This report is from today’s CNBC Daily Open, our new, international markets newsletter. CNBC Daily Open brings investors up to speed on everything they need to know, no matter where they are. Like what you see? You can subscribe here.
What you need to know today
Prices mostly in line
The U.S. consumer price index climbed 0.1% in November and rose by 3.1% from a year earlier. The monthly increase is higher than expected, as economists had predicted prices to remain unchanged. The yearly rate, however, is still lower than the 3.2% in October, signaling a steady downward trajectory. A 2.3% drop in energy prices helped keep inflation in check.
Holding pattern
U.S. stocks closed higher Tuesday as investors digested CPI data and awaited results of the Federal Reserve meeting ending Wednesday. Europe’s Stoxx 600 lost 0.21%, dragged down by the oil and gas sector, which fell 1.28%. Separately, U.K. regular wage growth slowed from an annual 7.8% in October to 7.3% in November.
First cut in June?
The economic outlook for next year’s looking rosier, according to respondents to the CNBC Fed Survey. They think the Federal Reserve’s going to slash rates by around 85 basis points — with most expecting the first cut in June — as inflation declines to an average of 2.7% by the end of next year. Furthermore, respondents lowered the probability of a recession to 41%, the lowest since spring of 2022.
OpenAI’s revenue: $44,486
OpenAI may be valued by private investors at $86 billion, but its revenue from its nonprofit operation in 2022 was just $44,485, according to a filing with the U.S. Internal Revenue Service. OpenAI is a nonprofit — but the company launched a “capped-profit” firm, OpenAI Global, which is responsible for ChatGPT and drew billions in investment from Microsoft.
[PRO] S&P to pull back?
The S&P 500 has been rallying for the past month — and even hit its yearly high — but that upward trend isn’t going to last, according to Evercore ISI. The firm thinks the broad-based index will experience a big pullback in the first half of 2024 as a recession “materializes and politics [amplify] volatility.”
The bottom line
The U.S. consumer price index report for November came in a smidge higher than expected, compared with the previous month. However, the annual increase, as well as the monthly and yearly core inflation rates came in exactly as expected. That’s both good and bad.

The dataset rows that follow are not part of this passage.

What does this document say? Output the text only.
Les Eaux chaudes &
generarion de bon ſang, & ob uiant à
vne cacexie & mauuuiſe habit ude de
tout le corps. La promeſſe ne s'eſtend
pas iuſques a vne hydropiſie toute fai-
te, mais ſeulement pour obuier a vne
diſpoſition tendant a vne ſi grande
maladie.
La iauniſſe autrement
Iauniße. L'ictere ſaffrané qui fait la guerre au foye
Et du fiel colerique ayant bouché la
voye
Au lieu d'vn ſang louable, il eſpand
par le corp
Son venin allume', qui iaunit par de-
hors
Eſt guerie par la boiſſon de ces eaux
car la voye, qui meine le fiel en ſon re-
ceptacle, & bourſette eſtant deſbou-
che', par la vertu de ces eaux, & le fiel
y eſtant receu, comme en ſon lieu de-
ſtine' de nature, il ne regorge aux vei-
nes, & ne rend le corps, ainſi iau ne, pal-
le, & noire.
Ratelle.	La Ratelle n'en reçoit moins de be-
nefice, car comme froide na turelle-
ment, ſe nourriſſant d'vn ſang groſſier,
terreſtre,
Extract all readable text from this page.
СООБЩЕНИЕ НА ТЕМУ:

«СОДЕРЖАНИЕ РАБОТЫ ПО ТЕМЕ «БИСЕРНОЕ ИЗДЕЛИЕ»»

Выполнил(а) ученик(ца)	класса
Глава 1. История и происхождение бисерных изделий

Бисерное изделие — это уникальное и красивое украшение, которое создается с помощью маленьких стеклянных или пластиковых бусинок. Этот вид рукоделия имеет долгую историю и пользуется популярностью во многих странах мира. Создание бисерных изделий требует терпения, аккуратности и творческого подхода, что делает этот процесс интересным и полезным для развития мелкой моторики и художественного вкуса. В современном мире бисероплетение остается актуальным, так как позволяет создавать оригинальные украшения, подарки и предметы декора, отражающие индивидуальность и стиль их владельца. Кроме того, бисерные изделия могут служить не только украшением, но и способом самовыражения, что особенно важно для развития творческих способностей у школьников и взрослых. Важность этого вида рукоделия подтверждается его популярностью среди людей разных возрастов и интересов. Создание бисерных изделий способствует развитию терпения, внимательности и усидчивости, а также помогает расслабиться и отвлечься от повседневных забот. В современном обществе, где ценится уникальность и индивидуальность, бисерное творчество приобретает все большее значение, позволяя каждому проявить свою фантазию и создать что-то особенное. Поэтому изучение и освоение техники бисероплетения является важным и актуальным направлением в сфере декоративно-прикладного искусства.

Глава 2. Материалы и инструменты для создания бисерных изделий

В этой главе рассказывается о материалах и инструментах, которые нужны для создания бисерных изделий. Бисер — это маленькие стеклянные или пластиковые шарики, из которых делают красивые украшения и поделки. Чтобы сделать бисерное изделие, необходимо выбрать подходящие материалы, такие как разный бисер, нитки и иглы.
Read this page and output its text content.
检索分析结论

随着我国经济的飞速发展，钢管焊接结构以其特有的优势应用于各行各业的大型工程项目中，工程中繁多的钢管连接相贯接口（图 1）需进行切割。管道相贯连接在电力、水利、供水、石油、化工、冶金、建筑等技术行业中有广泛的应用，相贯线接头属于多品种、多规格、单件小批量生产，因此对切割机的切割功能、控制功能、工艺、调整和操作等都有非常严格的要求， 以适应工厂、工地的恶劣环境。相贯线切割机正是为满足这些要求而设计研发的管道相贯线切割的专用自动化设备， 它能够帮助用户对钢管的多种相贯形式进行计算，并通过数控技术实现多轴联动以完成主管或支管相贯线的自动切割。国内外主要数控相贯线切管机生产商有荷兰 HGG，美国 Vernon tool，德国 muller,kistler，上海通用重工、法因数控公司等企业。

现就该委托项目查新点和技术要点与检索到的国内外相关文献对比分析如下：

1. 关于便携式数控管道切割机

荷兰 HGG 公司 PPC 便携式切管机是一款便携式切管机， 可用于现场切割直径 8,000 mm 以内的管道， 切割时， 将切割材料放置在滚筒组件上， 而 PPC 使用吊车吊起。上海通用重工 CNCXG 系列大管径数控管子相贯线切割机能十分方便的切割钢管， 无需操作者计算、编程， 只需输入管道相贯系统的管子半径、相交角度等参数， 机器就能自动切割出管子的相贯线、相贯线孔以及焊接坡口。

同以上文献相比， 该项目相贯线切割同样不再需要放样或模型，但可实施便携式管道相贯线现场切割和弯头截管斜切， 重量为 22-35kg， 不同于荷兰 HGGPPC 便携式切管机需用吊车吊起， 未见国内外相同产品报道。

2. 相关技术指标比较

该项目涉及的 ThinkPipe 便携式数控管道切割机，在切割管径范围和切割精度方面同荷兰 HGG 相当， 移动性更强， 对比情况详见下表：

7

The positives: Investors don’t like surprises. They could swallow the 0.1 percentage point rise in the monthly inflation rate because the CPI, overall, “was very consistent with expectations,” as Adam Crisafulli, founder and president of Vital Knowledge, put it. And November’s annual rate is slightly lower than the previous month’s, showing that disinflation is, indeed, in progress.
On to the negatives. Although the CPI was “somewhat in line,” said Liz Ann Sonders, chief investment strategist at Charles Schwab, the month-over-month figure was “not as good as some might have hoped.” Indeed, that the number was so “consistent with expectations” means it “changes little,” added Crisafulli.
But investors seemed to take the good where they could, pushing stocks higher. The S&P 500 rose 0.46%, the Dow Jones Industrial Average climbed 0.48% and the Nasdaq Composite gained 0.7% Tuesday. All three indexes touched new intraday 52-week highs.
The rally could be spurred by falling oil prices, which means upcoming CPI reports are likely to show faster disinflation. U.S. crude oil dropped more than 3% yesterday, and gasoline prices in the U.S. are experiencing their first year-over-year decline since 2020, according to Citi.
That’s good news for consumers and central bankers worried about inflation, but a blow to oil companies — Exxon Mobil dropped to a 52-week low on flagging oil prices.
Attention now turns to the Federal Reserve’s last rate-setting meeting for the year. While market consensus is for the central bank to leave interest rates untouched, investors will comb through Fed Chair Jerome Powell’s press conference and a new dot plot — a chart that shows each Fed member’s rate expectations — for hints on when the first cut might come.